Now that I had a very accurate measurement of the spacing between the pulses, I had to convert it to speed.  I ended up using the new high throughput division available in LabVIEW 2009.  I was able to divide 40,000,000 (total counts per second) by the spacing to get pulses per second.  One nice thing is that the high throughput math works inside a single cycle timed loop.  There is a delay of 29 cycles between inputting the numbers and getting the answer, but that is a very short amount of time when each cycle is 25 ns.  Good enough for me!!!

Now I feel I have very accurate measurements of current, position, and speed.  The next step will be adding PID control of the current.

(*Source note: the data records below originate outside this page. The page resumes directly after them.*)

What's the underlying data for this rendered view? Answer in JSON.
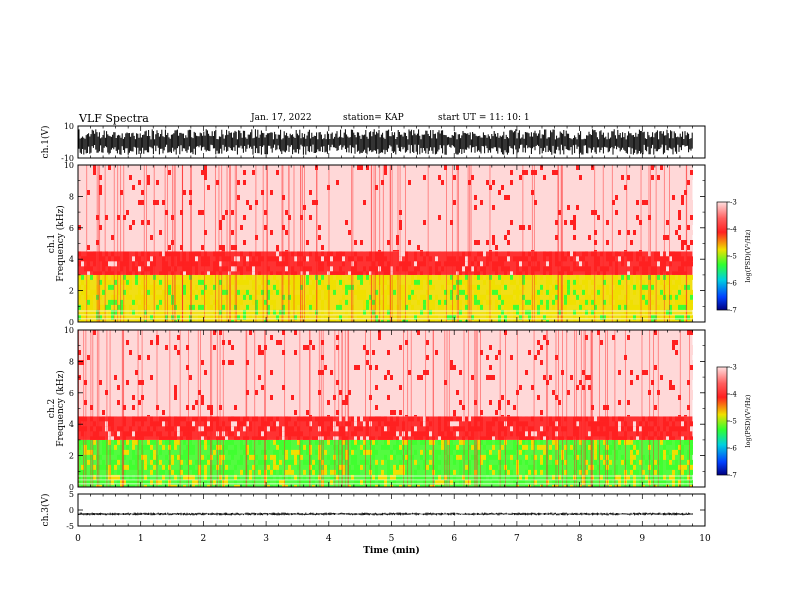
{
  "header": {
    "title": "VLF Spectra",
    "date": "Jan. 17, 2022",
    "station": "station= KAP",
    "start": "start  UT =   11: 10: 1"
  },
  "chart_data": [
    {
      "type": "line",
      "name": "ch1-waveform",
      "ylabel": "ch.1(V)",
      "ylim": [
        -10,
        10
      ],
      "yticks": [
        "10",
        "-10"
      ],
      "xlim": [
        0,
        10
      ],
      "data_end_min": 9.8,
      "note_amplitude": [
        -8,
        8
      ]
    },
    {
      "type": "heatmap",
      "name": "ch1-spectrogram",
      "ylabel": "ch.1 Frequency  (kHz)",
      "ylim": [
        0,
        10
      ],
      "yticks": [
        "0",
        "2",
        "4",
        "6",
        "8",
        "10"
      ],
      "xlim": [
        0,
        10
      ],
      "data_end_min": 9.8,
      "bands_khz": [
        {
          "from": 0,
          "to": 3,
          "level": -4.6
        },
        {
          "from": 3,
          "to": 4.5,
          "level": -3.8
        },
        {
          "from": 4.5,
          "to": 10,
          "level": -3.2
        }
      ],
      "colorbar": {
        "label": "log(PSD)(V²/Hz)",
        "range": [
          -7,
          -3
        ],
        "ticks": [
          "-3",
          "-4",
          "-5",
          "-6",
          "-7"
        ]
      }
    },
    {
      "type": "heatmap",
      "name": "ch2-spectrogram",
      "ylabel": "ch.2 Frequency  (kHz)",
      "ylim": [
        0,
        10
      ],
      "yticks": [
        "0",
        "2",
        "4",
        "6",
        "8",
        "10"
      ],
      "xlim": [
        0,
        10
      ],
      "data_end_min": 9.8,
      "bands_khz": [
        {
          "from": 0,
          "to": 3,
          "level": -4.9
        },
        {
          "from": 3,
          "to": 4.5,
          "level": -3.8
        },
        {
          "from": 4.5,
          "to": 10,
          "level": -3.2
        }
      ],
      "colorbar": {
        "label": "log(PSD)(V²/Hz)",
        "range": [
          -7,
          -3
        ],
        "ticks": [
          "-3",
          "-4",
          "-5",
          "-6",
          "-7"
        ]
      }
    },
    {
      "type": "line",
      "name": "ch3-waveform",
      "ylabel": "ch.3(V)",
      "ylim": [
        -5,
        5
      ],
      "yticks": [
        "5",
        "0",
        "-5"
      ],
      "xlim": [
        0,
        10
      ],
      "data_end_min": 9.8,
      "level_v": [
        -1.7,
        -0.8
      ],
      "xlabel": "Time  (min)",
      "xticks": [
        "0",
        "1",
        "2",
        "3",
        "4",
        "5",
        "6",
        "7",
        "8",
        "9",
        "10"
      ]
    }
  ],
  "colors": {
    "low": "#000090",
    "blue": "#0050ff",
    "cyan": "#00d0e0",
    "green": "#40ff30",
    "yellow": "#f0e000",
    "red": "#ff2020",
    "high": "#ffd8d8",
    "trace": "#000000"
  }
}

On a side note, there is no noticeable noise in the encoder signals.  Apparently the combination of shielding and differential encoder inputs is enough to eliminate any noise issues.  This means I can run all the cables in the same track when I get some cable carrier, which will save me a little money.  If there was too much noise, I was considering using two cable carriers in opposite directions – one for the encoders and one for the motor cable.  I need to order the carrier soon, because the cables would get very tangled if the cart moves around much, and I am very close to moving the cart.

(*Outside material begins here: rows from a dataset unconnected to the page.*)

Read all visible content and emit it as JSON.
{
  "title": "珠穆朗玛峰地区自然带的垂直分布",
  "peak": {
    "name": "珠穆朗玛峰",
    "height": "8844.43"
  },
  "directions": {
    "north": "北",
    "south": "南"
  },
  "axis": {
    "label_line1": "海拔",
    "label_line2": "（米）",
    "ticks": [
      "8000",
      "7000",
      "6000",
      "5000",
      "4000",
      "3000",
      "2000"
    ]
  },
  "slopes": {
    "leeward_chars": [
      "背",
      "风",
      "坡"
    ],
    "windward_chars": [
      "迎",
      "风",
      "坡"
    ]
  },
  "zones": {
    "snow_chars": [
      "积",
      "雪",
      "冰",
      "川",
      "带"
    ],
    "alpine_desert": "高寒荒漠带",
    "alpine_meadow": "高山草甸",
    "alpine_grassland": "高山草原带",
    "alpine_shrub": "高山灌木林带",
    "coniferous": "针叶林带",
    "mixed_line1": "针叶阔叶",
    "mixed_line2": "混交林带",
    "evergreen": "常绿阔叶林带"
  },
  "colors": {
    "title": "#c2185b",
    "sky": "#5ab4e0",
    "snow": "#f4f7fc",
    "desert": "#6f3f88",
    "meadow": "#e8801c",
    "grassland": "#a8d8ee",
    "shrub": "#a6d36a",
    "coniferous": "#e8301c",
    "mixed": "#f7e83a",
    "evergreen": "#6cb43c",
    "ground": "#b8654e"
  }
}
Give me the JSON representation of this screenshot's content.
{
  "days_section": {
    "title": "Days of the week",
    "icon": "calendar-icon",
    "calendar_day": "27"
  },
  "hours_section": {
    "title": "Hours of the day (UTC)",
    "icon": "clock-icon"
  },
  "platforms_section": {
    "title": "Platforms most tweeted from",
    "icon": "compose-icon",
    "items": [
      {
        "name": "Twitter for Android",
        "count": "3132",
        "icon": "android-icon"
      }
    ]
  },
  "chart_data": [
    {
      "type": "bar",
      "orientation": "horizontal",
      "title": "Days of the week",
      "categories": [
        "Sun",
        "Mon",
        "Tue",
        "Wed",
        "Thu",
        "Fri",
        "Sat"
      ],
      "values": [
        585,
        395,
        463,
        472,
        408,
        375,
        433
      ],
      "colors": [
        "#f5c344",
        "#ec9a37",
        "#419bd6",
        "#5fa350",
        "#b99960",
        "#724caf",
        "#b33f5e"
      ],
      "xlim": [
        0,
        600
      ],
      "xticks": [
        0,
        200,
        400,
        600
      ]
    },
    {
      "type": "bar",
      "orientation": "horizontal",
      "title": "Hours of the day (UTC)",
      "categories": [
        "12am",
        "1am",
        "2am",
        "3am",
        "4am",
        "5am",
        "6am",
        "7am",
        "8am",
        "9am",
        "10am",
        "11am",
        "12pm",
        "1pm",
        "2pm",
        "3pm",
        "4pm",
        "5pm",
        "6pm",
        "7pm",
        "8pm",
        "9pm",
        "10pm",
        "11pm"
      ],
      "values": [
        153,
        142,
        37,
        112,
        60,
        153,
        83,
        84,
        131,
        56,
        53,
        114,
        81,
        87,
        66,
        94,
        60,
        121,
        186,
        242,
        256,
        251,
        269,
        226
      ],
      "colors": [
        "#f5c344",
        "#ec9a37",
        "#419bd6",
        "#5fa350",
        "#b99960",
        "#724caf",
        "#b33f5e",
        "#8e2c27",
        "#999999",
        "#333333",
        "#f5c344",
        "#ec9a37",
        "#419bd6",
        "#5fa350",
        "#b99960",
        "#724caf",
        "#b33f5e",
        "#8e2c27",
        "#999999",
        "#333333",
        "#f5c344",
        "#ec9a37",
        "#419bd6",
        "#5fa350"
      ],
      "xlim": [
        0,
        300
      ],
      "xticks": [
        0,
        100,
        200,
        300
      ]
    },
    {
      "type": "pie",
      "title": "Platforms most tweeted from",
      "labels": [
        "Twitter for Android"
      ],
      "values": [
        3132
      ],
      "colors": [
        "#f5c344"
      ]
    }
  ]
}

Even more current analysis

Tuesday, February 9th, 2010

I thought my plans for scaling the current and calculating the overall current would work well.  The exact factor of two was appealing – until I ran the motor in the other direction.  In that direction, the factor looked closer to 1.8, which totally confused me.  I was frustrated and decided to take a break for while.  In the meanwhile, I continued discussing my issues measuring current on the NI discussion forum.  Yesterday Eric from NI answered all my questions very clearly (see How is NI-9505 current sense measured? for details).  He explained that there are two resistors used to measure the current.  During the On cycle, the resistor that the current passes through depends on the direction of rotation.  During the Off cycle the current goes through both resistors, which makes the measured current twice the actual current and totally explains why the Off cycle was measuring about twice the On cycle.  The different factor for each direction of rotation is because the two resistors have slightly different values.  Once I realized this, I compared the waveforms and found out that for CW my 9505 module has an Off/On ratio of about 2.05, and for CCW the ratio is about 1.95.  Once these correction factors are applied, the On and Off cycles are almost exactly equal for both directions.  Therefore, my current measurement scheme will be:

  • Measure at the center of the Off cycle if the PWM < 30% (to avoid spike effects in small pulse widths) and leave the value as is.
  • Measure at the center of the On cycle if the PWM > 30%, and multiply it by the appropriate scaling factor (CW = 2.05, CCW = 1.95) to get it to match the Off cycle.

This will give me an accurate current measurement at any PWM and either direction.  The scaling factor for the current measurement will be 3.1 mA/count since I will have twice as many counts during the On cycle.

I believe this resolves my issues measuring current, so I can move on to the next step – reading the encoders to determine position, velocity, and acceleration.  I can also start programming a PID loop to control the current.